The bi-annual CAMO-Net UK meeting took place this week, focusing on applying artificial intelligence (AI) driven solutions to optimise infectious disease management and antimicrobial use. Bringing together cutting-edge research and collaborative insights, the event highlighted the transformative potential of machine learning and data-driven innovation in tackling some of the most pressing global health challenges.
CAMO-Net UK is made up of teams from the University of Liverpool and Imperial College London. The teams meet in-person twice a year to foster collaboration between the sites.
The day began with a welcome from CAMO-Net lead Professor Alison Holmes, who discussed the importance of harnessing the power of data to address antimicrobial resistance. “AI is a highly prominent and important area, and our teams across Liverpool and London are working at the forefront of using these innovations to optimise antimicrobial use. CAMO-Net provides an invaluable platform for collaboration and mutual learning in this vital field.”
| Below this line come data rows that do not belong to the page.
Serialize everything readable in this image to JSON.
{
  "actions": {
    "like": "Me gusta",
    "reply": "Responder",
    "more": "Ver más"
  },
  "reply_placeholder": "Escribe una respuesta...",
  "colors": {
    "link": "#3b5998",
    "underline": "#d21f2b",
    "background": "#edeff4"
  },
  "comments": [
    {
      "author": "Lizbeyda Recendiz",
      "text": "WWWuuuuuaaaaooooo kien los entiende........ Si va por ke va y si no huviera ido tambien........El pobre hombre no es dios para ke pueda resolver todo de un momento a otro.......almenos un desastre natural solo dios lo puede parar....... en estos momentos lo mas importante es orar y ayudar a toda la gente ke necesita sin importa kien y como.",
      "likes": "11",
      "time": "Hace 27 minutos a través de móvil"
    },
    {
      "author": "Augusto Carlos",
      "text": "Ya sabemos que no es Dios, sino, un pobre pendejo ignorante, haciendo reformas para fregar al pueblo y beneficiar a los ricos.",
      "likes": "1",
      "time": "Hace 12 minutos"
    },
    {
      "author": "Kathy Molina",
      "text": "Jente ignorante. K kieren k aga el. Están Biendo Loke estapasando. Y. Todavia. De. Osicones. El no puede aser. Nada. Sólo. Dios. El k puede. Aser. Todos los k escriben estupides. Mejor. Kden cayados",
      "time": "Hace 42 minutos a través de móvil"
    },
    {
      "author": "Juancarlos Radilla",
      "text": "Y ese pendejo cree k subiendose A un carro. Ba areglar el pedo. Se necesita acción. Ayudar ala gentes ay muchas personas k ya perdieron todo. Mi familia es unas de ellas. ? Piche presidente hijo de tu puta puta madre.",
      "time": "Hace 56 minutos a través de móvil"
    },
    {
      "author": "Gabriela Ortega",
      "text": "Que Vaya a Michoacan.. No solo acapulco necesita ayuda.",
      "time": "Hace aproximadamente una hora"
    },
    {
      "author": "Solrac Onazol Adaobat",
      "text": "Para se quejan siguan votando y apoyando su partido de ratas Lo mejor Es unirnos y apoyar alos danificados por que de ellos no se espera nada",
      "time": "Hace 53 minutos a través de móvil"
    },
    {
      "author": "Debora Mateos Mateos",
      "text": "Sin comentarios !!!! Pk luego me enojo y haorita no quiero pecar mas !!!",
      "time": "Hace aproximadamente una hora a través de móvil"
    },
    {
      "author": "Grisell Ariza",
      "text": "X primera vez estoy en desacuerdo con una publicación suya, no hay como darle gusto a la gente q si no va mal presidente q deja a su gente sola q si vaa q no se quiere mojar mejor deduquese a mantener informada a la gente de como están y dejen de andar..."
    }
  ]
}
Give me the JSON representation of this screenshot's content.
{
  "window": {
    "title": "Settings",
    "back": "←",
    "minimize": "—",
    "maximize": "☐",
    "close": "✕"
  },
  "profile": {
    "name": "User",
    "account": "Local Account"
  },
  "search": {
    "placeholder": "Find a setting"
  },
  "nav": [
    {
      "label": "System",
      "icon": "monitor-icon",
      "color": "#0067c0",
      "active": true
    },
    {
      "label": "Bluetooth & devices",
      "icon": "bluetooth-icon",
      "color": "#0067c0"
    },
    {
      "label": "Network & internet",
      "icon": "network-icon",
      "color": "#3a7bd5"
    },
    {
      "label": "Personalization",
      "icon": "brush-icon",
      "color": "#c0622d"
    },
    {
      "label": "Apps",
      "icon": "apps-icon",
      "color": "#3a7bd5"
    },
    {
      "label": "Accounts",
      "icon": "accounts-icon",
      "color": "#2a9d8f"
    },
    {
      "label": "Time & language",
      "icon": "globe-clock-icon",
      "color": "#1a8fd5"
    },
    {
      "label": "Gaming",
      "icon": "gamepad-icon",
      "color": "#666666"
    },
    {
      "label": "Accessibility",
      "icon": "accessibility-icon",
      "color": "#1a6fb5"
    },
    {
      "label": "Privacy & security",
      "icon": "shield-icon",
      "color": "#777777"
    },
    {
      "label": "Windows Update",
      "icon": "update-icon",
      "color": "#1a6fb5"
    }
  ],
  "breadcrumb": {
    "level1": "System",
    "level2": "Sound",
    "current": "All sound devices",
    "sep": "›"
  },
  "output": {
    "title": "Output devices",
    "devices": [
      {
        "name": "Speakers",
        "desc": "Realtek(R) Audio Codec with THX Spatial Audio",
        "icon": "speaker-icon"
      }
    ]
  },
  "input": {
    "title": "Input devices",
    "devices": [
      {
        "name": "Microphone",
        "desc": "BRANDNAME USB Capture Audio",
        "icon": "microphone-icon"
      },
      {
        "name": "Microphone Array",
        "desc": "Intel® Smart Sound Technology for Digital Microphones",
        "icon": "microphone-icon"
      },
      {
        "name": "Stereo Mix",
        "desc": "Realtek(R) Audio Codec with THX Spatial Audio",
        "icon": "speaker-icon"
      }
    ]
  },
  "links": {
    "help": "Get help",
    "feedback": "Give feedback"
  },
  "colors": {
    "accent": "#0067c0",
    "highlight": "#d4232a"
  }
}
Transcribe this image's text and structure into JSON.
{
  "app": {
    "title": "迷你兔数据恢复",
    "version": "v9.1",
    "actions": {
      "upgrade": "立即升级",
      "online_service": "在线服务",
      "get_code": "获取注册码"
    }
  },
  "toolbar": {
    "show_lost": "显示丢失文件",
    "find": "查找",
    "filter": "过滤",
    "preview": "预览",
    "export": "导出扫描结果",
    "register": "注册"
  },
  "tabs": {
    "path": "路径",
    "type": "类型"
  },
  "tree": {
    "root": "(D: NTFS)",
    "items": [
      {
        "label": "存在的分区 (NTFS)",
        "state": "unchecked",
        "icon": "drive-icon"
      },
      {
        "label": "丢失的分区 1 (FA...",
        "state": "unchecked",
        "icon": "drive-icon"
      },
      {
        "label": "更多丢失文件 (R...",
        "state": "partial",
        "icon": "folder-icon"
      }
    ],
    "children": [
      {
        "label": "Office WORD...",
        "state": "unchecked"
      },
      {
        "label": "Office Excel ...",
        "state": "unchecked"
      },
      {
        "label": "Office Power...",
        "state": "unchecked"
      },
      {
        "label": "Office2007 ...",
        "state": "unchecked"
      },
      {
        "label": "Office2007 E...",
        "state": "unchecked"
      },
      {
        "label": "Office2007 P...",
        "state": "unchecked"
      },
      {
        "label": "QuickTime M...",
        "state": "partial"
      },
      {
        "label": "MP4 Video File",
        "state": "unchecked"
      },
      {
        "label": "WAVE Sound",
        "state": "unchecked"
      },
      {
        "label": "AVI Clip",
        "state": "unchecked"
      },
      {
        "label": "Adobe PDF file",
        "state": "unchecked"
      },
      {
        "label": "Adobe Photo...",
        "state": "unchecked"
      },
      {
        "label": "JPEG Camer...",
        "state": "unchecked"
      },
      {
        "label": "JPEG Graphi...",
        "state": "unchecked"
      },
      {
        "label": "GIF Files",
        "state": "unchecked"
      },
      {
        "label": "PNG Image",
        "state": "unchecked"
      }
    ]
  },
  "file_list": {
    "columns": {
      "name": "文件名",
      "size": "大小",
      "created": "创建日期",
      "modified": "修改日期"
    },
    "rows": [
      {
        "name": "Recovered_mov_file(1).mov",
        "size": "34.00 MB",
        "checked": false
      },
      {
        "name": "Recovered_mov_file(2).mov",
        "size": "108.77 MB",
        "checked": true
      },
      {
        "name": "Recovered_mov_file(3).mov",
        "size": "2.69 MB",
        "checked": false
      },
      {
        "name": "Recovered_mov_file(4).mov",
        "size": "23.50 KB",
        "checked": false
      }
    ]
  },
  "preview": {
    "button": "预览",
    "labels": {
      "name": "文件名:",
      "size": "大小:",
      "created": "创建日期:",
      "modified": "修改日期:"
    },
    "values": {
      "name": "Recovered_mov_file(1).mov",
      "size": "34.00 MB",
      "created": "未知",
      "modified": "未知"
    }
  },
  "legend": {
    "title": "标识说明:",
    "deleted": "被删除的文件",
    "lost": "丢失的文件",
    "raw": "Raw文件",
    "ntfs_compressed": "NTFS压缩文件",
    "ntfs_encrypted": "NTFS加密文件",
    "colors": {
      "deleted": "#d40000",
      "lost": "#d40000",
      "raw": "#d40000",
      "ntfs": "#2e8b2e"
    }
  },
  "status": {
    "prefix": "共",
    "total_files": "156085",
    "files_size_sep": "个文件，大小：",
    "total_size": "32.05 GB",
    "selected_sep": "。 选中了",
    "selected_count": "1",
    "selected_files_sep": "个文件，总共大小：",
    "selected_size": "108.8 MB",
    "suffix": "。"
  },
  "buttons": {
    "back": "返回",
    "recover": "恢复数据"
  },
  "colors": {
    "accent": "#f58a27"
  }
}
Key presentations at the workshop featured Dr Alessandro Gerada from the University of Liverpool, who explained how Escherichia coli genome data predicts antimicrobial minimum inhibitory concentrations, potentially improving the accuracy and speed of treatment decisions. Liverpool’s Dr Yinzheng Zhong built on this, showcasing a scalable machine learning model for antimicrobial susceptibility predictions. Imperial College London PhD student Oskar Fraser-Krauss also introduced a dynamic graph-based machine learning approach for early outbreak detection of antimicrobial resistance. These projects reinforced the potential of using data-driven approaches.
The teams from Liverpool and London discussed data mapping and goal alignment on upcoming CAMO-Net research projects. These sessions fostered further collaboration and set the stage for the next steps in CAMO-Net UK’s AI-driven initiatives.
The meetings concluded with networking and informal discussions, reinforcing the collaborative spirit that underpins CAMO-Net’s mission. CAMO-Net is committed to leveraging AI and data-driven solutions to address antimicrobial resistance in humans and enhance infectious disease management.